Elise looked helplessly at Juliette, who appeared just as lost as she felt. “There must be something we can do.”
“There is,” Madame Levy said. “You can pray for my children. And you can talk to yours about never turning their back on their fellow man. Maybe one day, we’ll all live in a better world.”
CHAPTER TEN
On the day the following week that the woman from the OSE came to take Georges and Suzanne away, Juliette left Paul in charge of the store and the children and went to spend the afternoon with Ruth, who was inconsolable. There was nothing Juliette could say to make it better. Her grief over losing Antoinette existed always at a low hum in the core of her heart, allowing her to empathize with the devastating losses of others, but this was something different. And though Juliette understood that Ruth had done what she thought was best, she couldn’t imagine sending her own children off to the unknown. How could Ruth live with it?
“It’s not fair,” Juliette whispered, settling for the most obvious thing she could say while she rubbed Ruth’s back. The older woman was bent over in grief, a cup of tea, now cold, before her on her small table. She hadn’t spoken in more than an hour, had hardly moved a muscle.
“The war will be over soon,” Juliette tried again after a while. “You’ll see. The children will return home safe and sound.”
Finally, Ruth looked up. It was almost as if she was registering for the first time that Juliette was even there. “You can’t possibly believe that.”
Juliette’s smile of comfort froze on her face. “That the children will be safe? Of course I do. You must, too.”
“No. That it will be over soon. This is just the beginning, Juliette. Don’t you see? By the time it’s all over, there will be no home for them to return to.”
Juliette looked around her. This was the first time she had seen Ruth’s apartment, which made her feel ashamed. Yes, Ruth had started out as a customer, but over time, she had become a friend. Why hadn’t they shared coffee in each other’s home? Why hadn’t she asked the obvious when Ruth had stopped making purchases at her bookstore, when it had become clear that her children were still wearing clothes they had outgrown? She’d been so buried in her own concerns about the future that she had neglected to see what was happening right in front of her. “You can’t afford the apartment anymore, can you?”

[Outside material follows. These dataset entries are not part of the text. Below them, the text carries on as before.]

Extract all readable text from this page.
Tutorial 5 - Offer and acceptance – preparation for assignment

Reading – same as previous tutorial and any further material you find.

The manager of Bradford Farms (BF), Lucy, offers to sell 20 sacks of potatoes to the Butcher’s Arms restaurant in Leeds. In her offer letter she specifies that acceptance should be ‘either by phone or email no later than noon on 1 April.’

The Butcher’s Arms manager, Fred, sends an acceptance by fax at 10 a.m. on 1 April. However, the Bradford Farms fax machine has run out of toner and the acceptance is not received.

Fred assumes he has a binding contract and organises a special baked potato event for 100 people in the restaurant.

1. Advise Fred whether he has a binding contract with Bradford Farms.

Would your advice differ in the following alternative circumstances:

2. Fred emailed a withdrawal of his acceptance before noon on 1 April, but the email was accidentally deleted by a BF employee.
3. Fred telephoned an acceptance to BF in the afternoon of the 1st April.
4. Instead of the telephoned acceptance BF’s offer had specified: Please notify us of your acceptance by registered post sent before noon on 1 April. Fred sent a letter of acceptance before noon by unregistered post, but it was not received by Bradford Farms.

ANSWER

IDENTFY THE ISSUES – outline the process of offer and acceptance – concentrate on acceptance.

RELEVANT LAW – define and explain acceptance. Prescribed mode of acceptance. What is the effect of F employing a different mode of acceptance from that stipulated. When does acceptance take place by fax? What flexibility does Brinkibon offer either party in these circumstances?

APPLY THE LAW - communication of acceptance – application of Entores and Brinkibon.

“No.” Ruth didn’t meet her eye, and in the silence, Juliette studied the small room, where it appeared all three of the Levys had slept. She had imagined something different, especially since she knew Monsieur Levy had been reasonably successful, but he’d been gone for years, and this apartment was hardly bigger than Juliette’s kitchen. Life, it seemed, had been letting Ruth down for longer than Juliette had realized. And so, too, had she, by failing to notice.

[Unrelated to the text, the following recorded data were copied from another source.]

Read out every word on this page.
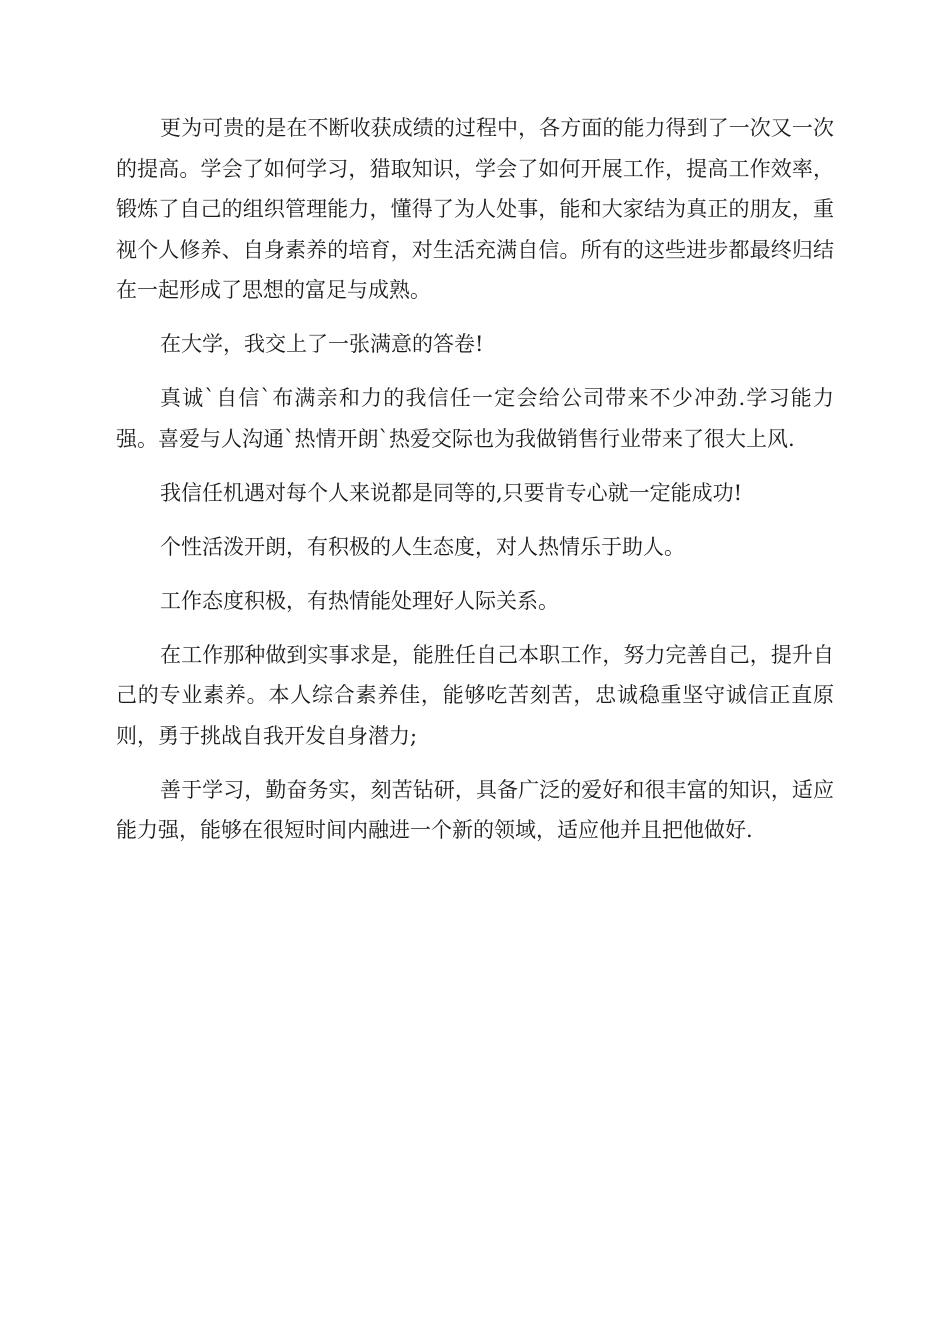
更为可贵的是在不断收获成绩的过程中，各方面的能力得到了一次又一次的提高。学会了如何学习，猎取知识，学会了如何开展工作，提高工作效率，锻炼了自己的组织管理能力，懂得了为人处事，能和大家结为真正的朋友，重视个人修养、自身素养的培育，对生活充满自信。所有的这些进步都最终归结在一起形成了思想的富足与成熟。

在大学，我交上了一张满意的答卷!

真诚`自信`布满亲和力的我信任一定会给公司带来不少冲劲.学习能力强。喜爱与人沟通`热情开朗`热爱交际也为我做销售行业带来了很大上风.

我信任机遇对每个人来说都是同等的,只要肯专心就一定能成功!

个性活泼开朗，有积极的人生态度，对人热情乐于助人。

工作态度积极，有热情能处理好人际关系。

在工作那种做到实事求是，能胜任自己本职工作，努力完善自己，提升自己的专业素养。本人综合素养佳，能够吃苦刻苦，忠诚稳重坚守诚信正直原则，勇于挑战自我开发自身潜力;

善于学习，勤奋务实，刻苦钻研，具备广泛的爱好和很丰富的知识，适应能力强，能够在很短时间内融进一个新的领域，适应他并且把他做好.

“We can help you,” Juliette found herself saying, though she couldn’t imagine where she would find the money. No one was buying books anymore, and she was already worried about how she and Paul would feed the children and keep them warm this winter. But she could talk to Paul about it. They would find a way. “Let us help.”
Ruth blinked at her, her eyes bloodshot, her gaze unfocused. “I’ve already made my decision, Juliette. I need to leave Paris.”
Suddenly, though the summer heat was oppressive, Juliette felt very cold. “But where will you go?”